华氏巨球蛋白血症 (WM) 是一种 B 细胞肿瘤,表现为克隆性免疫球蛋白 (Ig)M 分泌的淋巴浆细胞的积累。MYD88 和 CXCR4 突变、低丙种球蛋白血症、感染、骨髓化生样体细胞突变分别存在于 >90%和 30%至 35%的 WM 患者中,影响疾病表现、治疗结果和总生存。WM 中常存在家族易感性。无症状患者应进行观察。有疾病相关的血红蛋白 <10 g/L、血小板 <100×10(9)/L、大块淋巴结病和/或器官肿大、症状性高粘滞血症、周围神经病、淀粉样变性、冷球蛋白血症、冷凝集素病或转化性疾病的患者应考虑进行治疗。
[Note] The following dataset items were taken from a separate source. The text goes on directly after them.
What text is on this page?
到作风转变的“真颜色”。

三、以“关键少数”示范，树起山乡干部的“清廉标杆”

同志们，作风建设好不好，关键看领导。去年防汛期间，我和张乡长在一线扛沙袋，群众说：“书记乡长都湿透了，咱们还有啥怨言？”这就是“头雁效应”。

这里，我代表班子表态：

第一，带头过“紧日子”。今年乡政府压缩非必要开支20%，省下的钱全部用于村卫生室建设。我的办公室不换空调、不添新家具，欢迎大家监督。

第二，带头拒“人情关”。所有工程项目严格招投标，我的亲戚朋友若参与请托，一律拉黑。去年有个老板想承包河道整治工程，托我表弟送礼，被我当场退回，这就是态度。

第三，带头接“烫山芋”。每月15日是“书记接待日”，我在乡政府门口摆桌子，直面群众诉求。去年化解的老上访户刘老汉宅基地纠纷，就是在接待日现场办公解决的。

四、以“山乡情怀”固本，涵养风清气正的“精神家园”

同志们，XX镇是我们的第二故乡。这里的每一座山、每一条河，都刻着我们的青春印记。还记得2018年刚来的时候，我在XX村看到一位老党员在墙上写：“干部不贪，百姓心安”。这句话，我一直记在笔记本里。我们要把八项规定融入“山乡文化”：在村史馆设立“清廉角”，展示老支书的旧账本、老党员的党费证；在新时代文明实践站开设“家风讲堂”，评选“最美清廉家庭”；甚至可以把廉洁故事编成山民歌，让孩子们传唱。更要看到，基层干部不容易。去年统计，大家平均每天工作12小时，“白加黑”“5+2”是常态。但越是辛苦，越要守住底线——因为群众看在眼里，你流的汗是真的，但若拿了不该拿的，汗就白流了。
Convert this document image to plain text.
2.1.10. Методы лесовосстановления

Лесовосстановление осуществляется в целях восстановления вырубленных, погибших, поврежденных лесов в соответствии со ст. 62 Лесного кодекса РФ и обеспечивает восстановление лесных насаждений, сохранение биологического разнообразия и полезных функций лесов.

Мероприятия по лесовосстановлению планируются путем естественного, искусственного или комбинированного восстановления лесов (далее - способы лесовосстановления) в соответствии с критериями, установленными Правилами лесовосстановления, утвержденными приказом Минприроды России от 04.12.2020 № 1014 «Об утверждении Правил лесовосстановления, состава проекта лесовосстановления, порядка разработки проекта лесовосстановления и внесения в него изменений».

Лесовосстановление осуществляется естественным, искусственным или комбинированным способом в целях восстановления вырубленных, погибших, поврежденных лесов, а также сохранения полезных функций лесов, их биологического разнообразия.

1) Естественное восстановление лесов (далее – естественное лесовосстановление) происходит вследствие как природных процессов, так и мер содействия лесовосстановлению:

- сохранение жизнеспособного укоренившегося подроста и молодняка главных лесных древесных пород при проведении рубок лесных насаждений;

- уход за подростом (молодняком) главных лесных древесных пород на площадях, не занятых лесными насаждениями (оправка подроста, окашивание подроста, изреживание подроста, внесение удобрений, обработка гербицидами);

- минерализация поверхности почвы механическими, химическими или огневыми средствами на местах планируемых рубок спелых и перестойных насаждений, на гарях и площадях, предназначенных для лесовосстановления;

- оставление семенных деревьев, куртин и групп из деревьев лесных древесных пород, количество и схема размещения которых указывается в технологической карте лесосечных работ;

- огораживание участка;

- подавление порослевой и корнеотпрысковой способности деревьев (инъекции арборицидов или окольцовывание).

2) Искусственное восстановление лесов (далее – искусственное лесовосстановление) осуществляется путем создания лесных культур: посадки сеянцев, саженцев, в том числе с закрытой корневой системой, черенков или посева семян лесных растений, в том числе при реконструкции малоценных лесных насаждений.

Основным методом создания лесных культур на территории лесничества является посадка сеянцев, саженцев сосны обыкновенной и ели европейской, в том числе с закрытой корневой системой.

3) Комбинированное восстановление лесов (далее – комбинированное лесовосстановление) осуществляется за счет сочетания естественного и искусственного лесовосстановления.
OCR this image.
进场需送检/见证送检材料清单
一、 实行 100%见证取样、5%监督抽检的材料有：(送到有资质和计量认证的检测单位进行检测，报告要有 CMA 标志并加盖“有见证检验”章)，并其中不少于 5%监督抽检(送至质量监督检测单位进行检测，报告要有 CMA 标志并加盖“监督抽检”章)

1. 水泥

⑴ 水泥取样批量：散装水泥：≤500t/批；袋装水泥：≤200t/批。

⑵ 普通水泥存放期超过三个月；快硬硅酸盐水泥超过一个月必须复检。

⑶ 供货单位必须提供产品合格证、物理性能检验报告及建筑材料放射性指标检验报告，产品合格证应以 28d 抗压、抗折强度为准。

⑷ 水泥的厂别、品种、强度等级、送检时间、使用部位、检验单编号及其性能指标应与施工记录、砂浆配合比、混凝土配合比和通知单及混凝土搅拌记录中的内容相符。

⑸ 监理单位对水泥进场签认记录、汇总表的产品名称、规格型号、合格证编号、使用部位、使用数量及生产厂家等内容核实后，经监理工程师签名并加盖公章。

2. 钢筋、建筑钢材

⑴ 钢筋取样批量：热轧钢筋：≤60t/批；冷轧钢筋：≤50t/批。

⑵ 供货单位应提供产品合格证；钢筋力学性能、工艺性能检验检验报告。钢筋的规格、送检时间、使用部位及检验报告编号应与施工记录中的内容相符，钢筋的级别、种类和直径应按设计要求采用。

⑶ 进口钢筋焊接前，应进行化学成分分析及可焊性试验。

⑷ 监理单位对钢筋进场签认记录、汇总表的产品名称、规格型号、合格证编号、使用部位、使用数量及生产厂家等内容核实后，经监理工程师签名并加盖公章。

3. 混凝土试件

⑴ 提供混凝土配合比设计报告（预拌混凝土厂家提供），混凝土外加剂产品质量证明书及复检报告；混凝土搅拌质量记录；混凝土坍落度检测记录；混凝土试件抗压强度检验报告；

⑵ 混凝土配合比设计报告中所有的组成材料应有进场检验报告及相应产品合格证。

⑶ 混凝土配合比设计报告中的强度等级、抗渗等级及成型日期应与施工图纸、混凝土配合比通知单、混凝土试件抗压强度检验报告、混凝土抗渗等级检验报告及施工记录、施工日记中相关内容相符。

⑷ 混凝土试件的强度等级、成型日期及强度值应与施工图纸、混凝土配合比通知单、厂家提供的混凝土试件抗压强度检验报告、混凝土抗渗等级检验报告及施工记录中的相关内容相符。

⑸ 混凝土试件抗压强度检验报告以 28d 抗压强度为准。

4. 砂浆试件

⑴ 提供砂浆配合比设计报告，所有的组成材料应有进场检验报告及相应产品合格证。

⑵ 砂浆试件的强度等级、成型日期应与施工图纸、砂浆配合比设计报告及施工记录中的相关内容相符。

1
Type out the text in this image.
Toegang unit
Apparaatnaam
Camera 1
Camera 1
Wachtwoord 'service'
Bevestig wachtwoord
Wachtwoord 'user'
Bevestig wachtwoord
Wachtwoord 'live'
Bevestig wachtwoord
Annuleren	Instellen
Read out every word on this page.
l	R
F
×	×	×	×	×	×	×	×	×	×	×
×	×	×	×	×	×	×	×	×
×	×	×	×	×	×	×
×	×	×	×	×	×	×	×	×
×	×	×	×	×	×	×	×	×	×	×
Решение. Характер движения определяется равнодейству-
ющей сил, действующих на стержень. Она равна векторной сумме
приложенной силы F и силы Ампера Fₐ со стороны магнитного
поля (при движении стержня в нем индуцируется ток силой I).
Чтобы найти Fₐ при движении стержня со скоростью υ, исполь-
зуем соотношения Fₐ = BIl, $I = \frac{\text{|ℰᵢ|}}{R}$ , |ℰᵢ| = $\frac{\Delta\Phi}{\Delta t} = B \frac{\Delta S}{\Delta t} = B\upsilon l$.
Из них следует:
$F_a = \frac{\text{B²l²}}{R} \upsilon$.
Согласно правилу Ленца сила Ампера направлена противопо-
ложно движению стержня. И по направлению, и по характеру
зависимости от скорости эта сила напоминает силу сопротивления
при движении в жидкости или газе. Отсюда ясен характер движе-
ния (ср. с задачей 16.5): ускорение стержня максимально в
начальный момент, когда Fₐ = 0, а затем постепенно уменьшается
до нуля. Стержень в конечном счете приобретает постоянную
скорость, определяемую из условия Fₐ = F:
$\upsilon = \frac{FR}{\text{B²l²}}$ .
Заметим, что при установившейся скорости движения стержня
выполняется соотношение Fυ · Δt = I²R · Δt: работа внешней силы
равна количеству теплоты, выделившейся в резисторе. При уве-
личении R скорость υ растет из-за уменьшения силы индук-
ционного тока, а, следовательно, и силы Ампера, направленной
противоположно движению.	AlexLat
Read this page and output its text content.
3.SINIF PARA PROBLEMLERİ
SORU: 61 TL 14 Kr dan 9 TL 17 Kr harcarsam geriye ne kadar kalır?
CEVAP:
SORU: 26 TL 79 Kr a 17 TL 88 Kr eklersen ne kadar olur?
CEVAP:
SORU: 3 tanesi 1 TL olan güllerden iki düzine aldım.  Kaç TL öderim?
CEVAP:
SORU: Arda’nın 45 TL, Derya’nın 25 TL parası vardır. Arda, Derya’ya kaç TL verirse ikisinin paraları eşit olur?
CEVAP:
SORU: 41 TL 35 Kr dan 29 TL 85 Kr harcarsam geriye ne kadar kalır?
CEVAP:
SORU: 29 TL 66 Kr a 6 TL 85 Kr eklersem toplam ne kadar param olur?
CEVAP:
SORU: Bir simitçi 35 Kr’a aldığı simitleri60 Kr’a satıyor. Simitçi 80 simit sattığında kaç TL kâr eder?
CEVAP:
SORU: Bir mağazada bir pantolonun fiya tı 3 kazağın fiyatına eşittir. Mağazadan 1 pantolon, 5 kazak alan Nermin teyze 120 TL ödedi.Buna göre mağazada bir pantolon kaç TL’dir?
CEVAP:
对于有症状性高粘滞血症的患者应使用血浆置换,对于血清 IgM 水平高的患者应在使用利妥昔单抗之前使用,以预防症状性 IgM 爆发。治疗选择应考虑治疗的具体目标、快速控制疾病的必要性、治疗相关神经病的风险、免疫抑制和继发性恶性肿瘤以及未来自体干细胞移植的规划。一线治疗包括利妥昔单抗单药或利妥昔单抗联合烷化剂(苯达莫司汀和环磷酰胺)、蛋白酶体抑制剂(硼替佐米和卡非佐米)、核苷类似物(氟达拉滨和克拉屈滨)和伊布替尼。在挽救治疗中,可以考虑替代一线方案,如伊布替尼、依维莫司或干细胞移植。正在开发用于 WM 的研究性治疗包括针对 MYD88、CXCR4、BCL2 和 CD27/CD70 信号通路的药物、新型蛋白酶体抑制剂和嵌合抗原受体修饰的 T 细胞治疗。